When one of America's oldest conservation organizations publishes a technical brief on jet fuel chemistry, it's worth paying attention.


The National Wildlife Federation recently released an issue brief on e-SAF as part of its Sustainable Aviation Fuels series, naming Twelve directly as an example of how the industry is advancing the future of flight. It's a signal that the conversation has moved well beyond airlines and energy companies. Scientists, conservationists, and policymakers are now asking the same question: what does genuinely sustainable jet fuel look like?


Not All SAF Is Equal

Aviation accounts for 2 to 3 percent of global CO2 emissions, and that share is growing. Sustainable aviation fuel is the necessary bridge: a drop-in alternative that works in existing aircraft today, without new engines or new infrastructure. The NWF brief is direct about where bio-based SAF falls short: when feedstock production competes with food crops, drives land conversion, or requires intensive water use, the environmental math doesn't hold.


The bar the NWF sets is clear: truly sustainable aviation fuel must deliver fewer lifecycle emissions than petroleum, minimal freshwater use, and no habitat conversion. The pathway that clears it is e-fuels, produced through power-to-liquid technology.


Jet Fuel Made from Air

Twelve produces E-Jet® SAF at AirPlant™, our e-fuels production facility, using power-to-liquid technology to convert CO2, water, and renewable electricity into jet fuel. It blends with conventional fuel and works in existing aircraft, with no new engines and no new infrastructure required.


E-Jet SAF delivers up to 90% lower lifecycle emissions than conventional jet fuel, uses up to 1,000x less water than biofuels, and requires up to 30x less land. The NWF brief highlights Twelve's CO2 sourcing strategy directly, noting that drawing from ethanol facilities with high-purity, biogenic carbon near low-cost renewable energy could alone enable production of 5 billion gallons of E-Jet SAF per year. AirPlant™ One, the first commercial-scale e-fuels facility of its kind, is opening soon in Moses Lake, Washington.


Who's Already Flying with It

The market is moving. Alaska Airlines and Microsoft have partnered with Twelve to advance E-Jet SAF toward the first commercial demonstration flight in the United States, with Microsoft fueling its business travel on Alaska. International Airlines Group (parent to British Airways, Iberia, Aer Lingus, Vueling, and LEVEL) has signed one of the largest long-term SAF supply agreements in the industry, with E-Jet SAF set to power flights across all five carriers.
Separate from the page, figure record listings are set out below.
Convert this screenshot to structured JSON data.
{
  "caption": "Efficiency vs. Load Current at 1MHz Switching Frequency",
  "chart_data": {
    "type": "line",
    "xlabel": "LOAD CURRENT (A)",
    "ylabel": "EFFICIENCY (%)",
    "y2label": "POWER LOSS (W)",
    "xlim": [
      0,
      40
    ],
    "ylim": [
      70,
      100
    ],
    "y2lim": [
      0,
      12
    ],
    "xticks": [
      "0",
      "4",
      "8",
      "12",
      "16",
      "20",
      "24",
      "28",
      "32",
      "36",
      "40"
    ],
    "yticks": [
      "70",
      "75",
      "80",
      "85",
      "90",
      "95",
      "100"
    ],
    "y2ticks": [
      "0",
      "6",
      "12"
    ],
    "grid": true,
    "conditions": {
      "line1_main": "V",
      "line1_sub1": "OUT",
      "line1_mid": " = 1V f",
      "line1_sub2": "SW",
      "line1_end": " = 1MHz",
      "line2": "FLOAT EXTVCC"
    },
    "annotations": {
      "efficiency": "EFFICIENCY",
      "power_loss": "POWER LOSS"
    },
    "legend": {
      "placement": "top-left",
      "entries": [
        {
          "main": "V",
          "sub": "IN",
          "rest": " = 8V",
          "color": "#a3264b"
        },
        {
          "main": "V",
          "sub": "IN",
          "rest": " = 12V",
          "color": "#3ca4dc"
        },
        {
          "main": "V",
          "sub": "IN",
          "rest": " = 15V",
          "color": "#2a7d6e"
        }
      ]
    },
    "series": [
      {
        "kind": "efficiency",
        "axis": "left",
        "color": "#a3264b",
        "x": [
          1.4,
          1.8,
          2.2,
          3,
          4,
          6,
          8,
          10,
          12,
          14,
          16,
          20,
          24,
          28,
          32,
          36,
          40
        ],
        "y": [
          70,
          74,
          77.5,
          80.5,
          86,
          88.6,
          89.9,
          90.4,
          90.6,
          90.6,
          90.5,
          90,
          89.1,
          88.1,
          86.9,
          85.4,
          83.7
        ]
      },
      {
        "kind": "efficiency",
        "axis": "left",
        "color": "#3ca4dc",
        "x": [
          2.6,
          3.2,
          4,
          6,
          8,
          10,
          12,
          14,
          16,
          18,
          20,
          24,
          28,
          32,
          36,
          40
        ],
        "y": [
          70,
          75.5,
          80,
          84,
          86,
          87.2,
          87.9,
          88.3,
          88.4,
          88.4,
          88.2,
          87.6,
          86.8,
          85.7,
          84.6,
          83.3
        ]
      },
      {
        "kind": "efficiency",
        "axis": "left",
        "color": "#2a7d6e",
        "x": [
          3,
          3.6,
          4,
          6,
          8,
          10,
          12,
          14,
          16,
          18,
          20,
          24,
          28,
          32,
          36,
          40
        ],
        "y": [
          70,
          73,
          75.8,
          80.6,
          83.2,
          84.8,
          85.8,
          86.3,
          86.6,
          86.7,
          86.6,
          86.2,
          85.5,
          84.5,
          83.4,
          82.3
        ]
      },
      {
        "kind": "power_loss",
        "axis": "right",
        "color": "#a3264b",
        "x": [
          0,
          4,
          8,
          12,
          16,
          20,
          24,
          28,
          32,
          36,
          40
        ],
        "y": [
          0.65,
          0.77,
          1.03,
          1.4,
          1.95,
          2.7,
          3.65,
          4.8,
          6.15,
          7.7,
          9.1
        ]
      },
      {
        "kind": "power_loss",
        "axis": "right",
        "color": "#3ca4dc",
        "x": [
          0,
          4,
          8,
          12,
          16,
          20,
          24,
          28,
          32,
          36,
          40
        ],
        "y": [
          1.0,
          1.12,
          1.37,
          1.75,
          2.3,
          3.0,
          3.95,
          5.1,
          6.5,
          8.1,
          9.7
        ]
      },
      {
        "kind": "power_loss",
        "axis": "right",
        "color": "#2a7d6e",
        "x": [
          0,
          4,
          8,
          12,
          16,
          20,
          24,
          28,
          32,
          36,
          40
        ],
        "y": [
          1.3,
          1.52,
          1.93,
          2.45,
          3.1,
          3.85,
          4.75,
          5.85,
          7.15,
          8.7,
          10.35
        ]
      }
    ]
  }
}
Corporate buyers are moving too. Twelve was selected as the only power-to-liquid SAF producer in a landmark Sustainable Aviation Fuel Buyers Alliance (SABA) deal, a nearly $200 million, five-year commitment from Scope 3 buyers including Novo Nordisk, BCG, McKinsey & Co., and Autodesk.


Beyond Jet Fuel

The same process that produces E-Jet SAF at AirPlant™ also yields the chemical feedstocks used to manufacture thousands of everyday products, from laundry detergent to running shoes. This is eManufacturing: advanced technology that changes how the world makes things.